I'm not sure you could get the phrase "infernal mosque" past the average British or American editor these days. But John Buchan and his hero Hannay are not immune to the beguiling charms of Islam:
As I descended I heard, thin and faint and beautiful, like the cry of a wild bird, the muezzin from the minarets of Erzerum.
Several readers have queried Major Hannay's sense of direction - ie, if you're going from Turkey to Russia, why are you crossing the Euphrates? John Wilson, a Steyn Club Founding Member from Colorado, asks:
Were the borders of Russia drawn differently in those days?

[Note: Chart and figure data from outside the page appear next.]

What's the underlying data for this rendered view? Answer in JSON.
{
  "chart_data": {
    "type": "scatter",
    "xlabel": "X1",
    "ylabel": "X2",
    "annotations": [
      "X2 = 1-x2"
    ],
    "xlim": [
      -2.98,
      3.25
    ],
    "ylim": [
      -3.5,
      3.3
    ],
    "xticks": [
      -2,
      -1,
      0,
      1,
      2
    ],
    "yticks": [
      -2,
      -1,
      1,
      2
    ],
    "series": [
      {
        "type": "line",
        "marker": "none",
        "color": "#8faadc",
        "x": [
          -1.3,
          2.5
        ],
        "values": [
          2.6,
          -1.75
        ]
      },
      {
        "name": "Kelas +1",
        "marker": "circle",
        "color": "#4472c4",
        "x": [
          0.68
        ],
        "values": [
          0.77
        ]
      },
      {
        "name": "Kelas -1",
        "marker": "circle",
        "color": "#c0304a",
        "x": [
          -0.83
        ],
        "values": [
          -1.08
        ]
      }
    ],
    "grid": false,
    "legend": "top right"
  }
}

Everybody's borders were drawn differently in those days, John. In particular, the Russian Empire extended south of present-day Georgia and Armenia into what's now Turkey. Erzerum itself was taken several times by Tsarist forces over the years, most recently in the Russo-Turkish War of 1877-78. Nevertheless Hannay's route makes perfect sense: They're going from Ankara to Erzerum, which is a straight shot due east. The Western Euphrates runs through Erzerum Province and drains the fields around the city before converging with the Eastern Euphrates just north of Keban.There are, in fact, more miles of the Euphrates in Turkey than in Iraq - and once in a while over the years the very northernmost reaches of the river have been under the control of the Russian Bear.